Para organizar un evento con 30 artistas en plantilla, muchas veces es necesario llamar a casi una veintena de agencias de representantes, como explica Beatriz. "El problema es que el 90% de los festivales son de corte indie y, dentro de este género, hay cinco o seis que son las que más entradas venden. Estamos muy condicionados a la hora de contratar a esas bandas y por eso han ganado mucho poder de negociación", explica.

Dicho de otra forma, los managers de grupos como Vetusta Morla y Love of Lesbian (de la agencia Esmerarte y Music Bus respectivamente) no necesitan colocar a los alevines de sus equipos para que les salga rentable la transacción.

"Quitando un manager, no he encontrado a nadie en España que ejerza este chantaje. Pero no me extrañaría que con promotores pequeños sí lo hagan". Beatriz se refiere a los llamados festivales de nicho, que suelen estar surtidos por agencias de booking especializadas. Una sospecha que recoge David G. Aristegui, portavoz del Sindicato CNT Sector Musical, y cuya plataforma llamó la atención hace unos días sobre la infografía del Coachella.

"Si alguien pusiese una lupa en las bandas del Viñarock, encontraría un sesgo al nivel del Coachella. Las agencias de management se especializan y, en los eventos dedicados a un género en concreto, es más probable que se dé ese intercambio", se aventura Aristegui. Dice que, aunque España tiene otras particularidades en cuanto a festivales, "si no cambian las cosas podemos virar hacia los niveles de agrupación y monopolio de otros países".

Los cinco de siempre

Sin embargo, para el sindicalista el verdadero problema es "la falta de renovación a nivel internacional", pero muy especialmente en el caso español por la ausencia de "clases medias". "Pasas de las cinco bandas profesionales a otras que tienen que alternar varios trabajos para subsistir y que tan pronto actúan en el Wizink Centre de Madrid como te dicen que no pueden vivir de la música", explica Aristegui. "Que toquen siempre las mismas en los festivales está relacionado con la imposibilidad de profesionalizarse de todas las demás".

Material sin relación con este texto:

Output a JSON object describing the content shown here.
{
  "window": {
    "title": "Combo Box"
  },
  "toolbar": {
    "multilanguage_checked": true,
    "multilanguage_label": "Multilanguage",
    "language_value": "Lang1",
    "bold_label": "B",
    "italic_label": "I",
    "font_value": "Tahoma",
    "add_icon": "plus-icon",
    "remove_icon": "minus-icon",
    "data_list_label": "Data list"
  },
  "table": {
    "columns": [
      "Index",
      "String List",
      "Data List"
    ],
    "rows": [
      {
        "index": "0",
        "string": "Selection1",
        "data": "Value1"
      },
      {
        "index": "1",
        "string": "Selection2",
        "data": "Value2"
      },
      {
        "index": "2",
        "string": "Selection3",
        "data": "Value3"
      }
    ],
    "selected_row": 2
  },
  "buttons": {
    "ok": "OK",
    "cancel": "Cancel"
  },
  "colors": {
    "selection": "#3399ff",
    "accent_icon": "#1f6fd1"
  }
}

CNT señala como culpables a los promotores de los eventos, pero sobre todo a las salas de aforo mediano. "No programan: alquilan. Los festivales arriesgan poco, pero las salas directamente nada. Pagas por tocar ahí. Me parece muy bien, pero que lo digan y que no se las den de que apoyan a grupos emergentes", critica David.

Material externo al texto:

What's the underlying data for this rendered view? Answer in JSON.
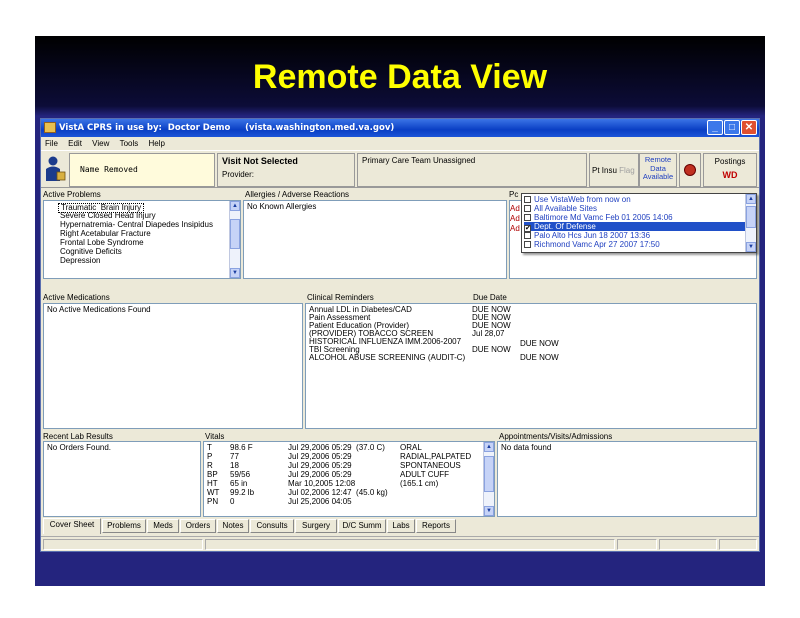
{
  "slide": {
    "title": "Remote Data View"
  },
  "window": {
    "title": "VistA CPRS in use by:  Doctor Demo     (vista.washington.med.va.gov)",
    "controls": {
      "minimize": "_",
      "maximize": "□",
      "close": "✕"
    }
  },
  "menu": [
    "File",
    "Edit",
    "View",
    "Tools",
    "Help"
  ],
  "header": {
    "patient_name": "Name Removed",
    "visit_title": "Visit Not Selected",
    "visit_provider": "Provider:",
    "team": "Primary Care Team Unassigned",
    "pt_ins": "Pt Insu",
    "flag": "Flag",
    "remote_line1": "Remote",
    "remote_line2": "Data",
    "remote_line3": "Available",
    "postings_label": "Postings",
    "postings_value": "WD"
  },
  "active_problems": {
    "label": "Active Problems",
    "items": [
      "Traumatic  Brain Injury",
      "Severe Closed Head Injury",
      "Hypernatremia- Central Diapedes Insipidus",
      "Right Acetabular Fracture",
      "Frontal Lobe Syndrome",
      "Cognitive Deficits",
      "Depression"
    ]
  },
  "allergies": {
    "label": "Allergies / Adverse Reactions",
    "items": [
      "No Known Allergies"
    ]
  },
  "remote_sites": {
    "label": "Pc",
    "left_fragments": [
      "Ad",
      "Ad",
      "Ad"
    ],
    "items": [
      {
        "text": "Use VistaWeb from now on",
        "checked": false
      },
      {
        "text": "All Available Sites",
        "checked": false
      },
      {
        "text": "Baltimore Md Vamc Feb 01 2005 14:06",
        "checked": false
      },
      {
        "text": "Dept. Of Defense",
        "checked": true
      },
      {
        "text": "Palo Alto Hcs        Jun 18 2007 13:36",
        "checked": false
      },
      {
        "text": "Richmond Vamc    Apr 27 2007 17:50",
        "checked": false
      }
    ]
  },
  "active_medications": {
    "label": "Active Medications",
    "items": [
      "No Active Medications Found"
    ]
  },
  "clinical_reminders": {
    "label": "Clinical Reminders",
    "due_label": "Due Date",
    "items": [
      {
        "name": "Annual LDL in Diabetes/CAD",
        "due": "DUE NOW"
      },
      {
        "name": "Pain Assessment",
        "due": "DUE NOW"
      },
      {
        "name": "Patient Education (Provider)",
        "due": "DUE NOW"
      },
      {
        "name": "(PROVIDER) TOBACCO SCREEN",
        "due": "Jul 28,07"
      },
      {
        "name": "HISTORICAL INFLUENZA IMM.2006-2007",
        "due": "DUE NOW"
      },
      {
        "name": "TBI Screening",
        "due": "DUE NOW"
      },
      {
        "name": "ALCOHOL ABUSE SCREENING (AUDIT-C)",
        "due": "DUE NOW"
      }
    ]
  },
  "recent_labs": {
    "label": "Recent Lab Results",
    "items": [
      "No Orders Found."
    ]
  },
  "vitals": {
    "label": "Vitals",
    "rows": [
      {
        "code": "T",
        "value": "98.6 F",
        "date": "Jul 29,2006 05:29  (37.0 C)",
        "note": "ORAL"
      },
      {
        "code": "P",
        "value": "77",
        "date": "Jul 29,2006 05:29",
        "note": "RADIAL,PALPATED"
      },
      {
        "code": "R",
        "value": "18",
        "date": "Jul 29,2006 05:29",
        "note": "SPONTANEOUS"
      },
      {
        "code": "BP",
        "value": "59/56",
        "date": "Jul 29,2006 05:29",
        "note": "ADULT CUFF"
      },
      {
        "code": "HT",
        "value": "65 in",
        "date": "Mar 10,2005 12:08",
        "note": "(165.1 cm)"
      },
      {
        "code": "WT",
        "value": "99.2 lb",
        "date": "Jul 02,2006 12:47  (45.0 kg)",
        "note": ""
      },
      {
        "code": "PN",
        "value": "0",
        "date": "Jul 25,2006 04:05",
        "note": ""
      }
    ]
  },
  "appointments": {
    "label": "Appointments/Visits/Admissions",
    "items": [
      "No data found"
    ]
  },
  "tabs": [
    "Cover Sheet",
    "Problems",
    "Meds",
    "Orders",
    "Notes",
    "Consults",
    "Surgery",
    "D/C Summ",
    "Labs",
    "Reports"
  ],
  "colors": {
    "slide_bg": "#24247e",
    "title_color": "#ffff00",
    "titlebar": "#0a3fc4",
    "selected_row": "#2050c8"
  },
  "icons": {
    "patient": "person-icon",
    "alarm": "alarm-clock-icon",
    "app": "vista-cprs-icon"
  }
}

También afean la estrategia de la exclusividad, muy unida a la del clientelismo. "Si ya está recalentado el sector del festival, que solo puedas ver a tus bandas favoritas en ciertos festivales no es nada sano para el ecosistema musical". Los promotores suelen pedir exclusividad en una provincia concreta y eso provoca que el caché del artista en cuestión se multiplique.

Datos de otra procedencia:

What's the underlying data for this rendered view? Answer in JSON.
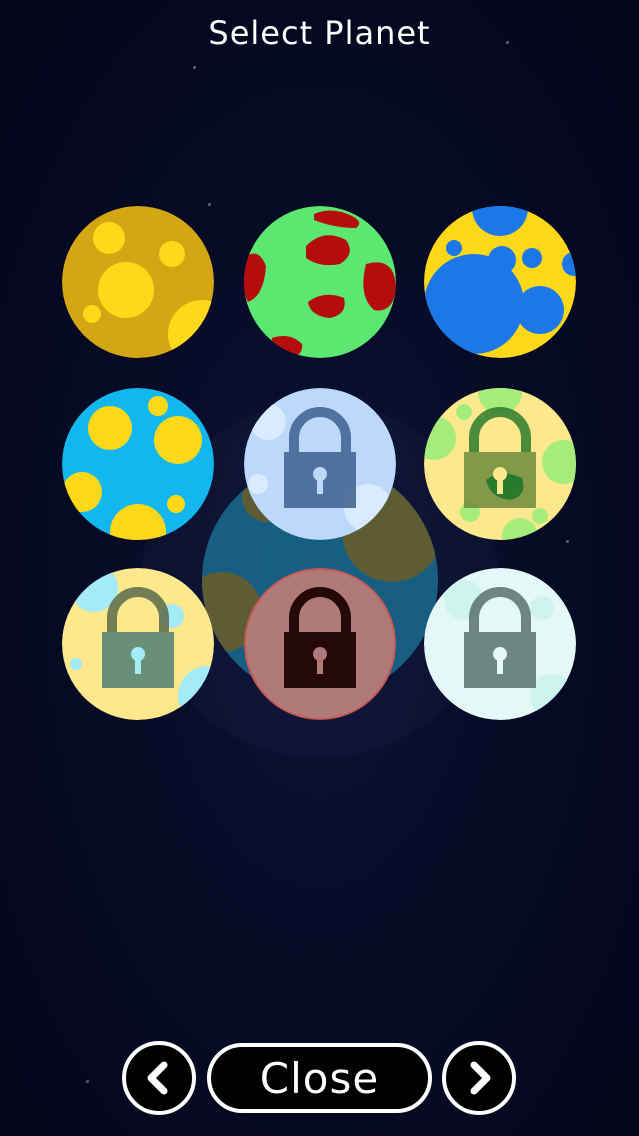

Sin embargo, Beatriz le resta importancia a estas de crítica: "Somos apasionados de la música, pero antes de todo tenemos que hacer un cartel con el que se gane dinero dentro de una lógica y quien diga lo contrario, miente. Ya contrataré a las bandas que me gustan para mi cumpleaños. A un festival llevo lo que la gente quiere escuchar y lo que va a vender entradas".

Un círculo vicioso en el que, a título personal, se compromete a reservar huecos para los artistas emergentes que quiere "que crezcan". "Afortunadamente el panorama de festivales está muy parcelado. Hace tiempo hablábamos de una burbuja, pero es un sector muy acoplado al turismo y que además lo está haciendo bien”, reconoce David G. Aristegui. Lo que no obsta para pedir "menos opacidad en los cachés, en los contratos y transparencia en las tomas de decisiones".

Al fin y al cabo, solo la venta de entradas, sin contar ayudas públicas o ingresos por merchadising y patrocinios, supuso 334 millones de euros en 2018. Una cifra resultante de la pasión de los melómanos y ciudadanos que debería servir para reventar el cristal tintado tras el que aún se ocultan algunos de sus negocios.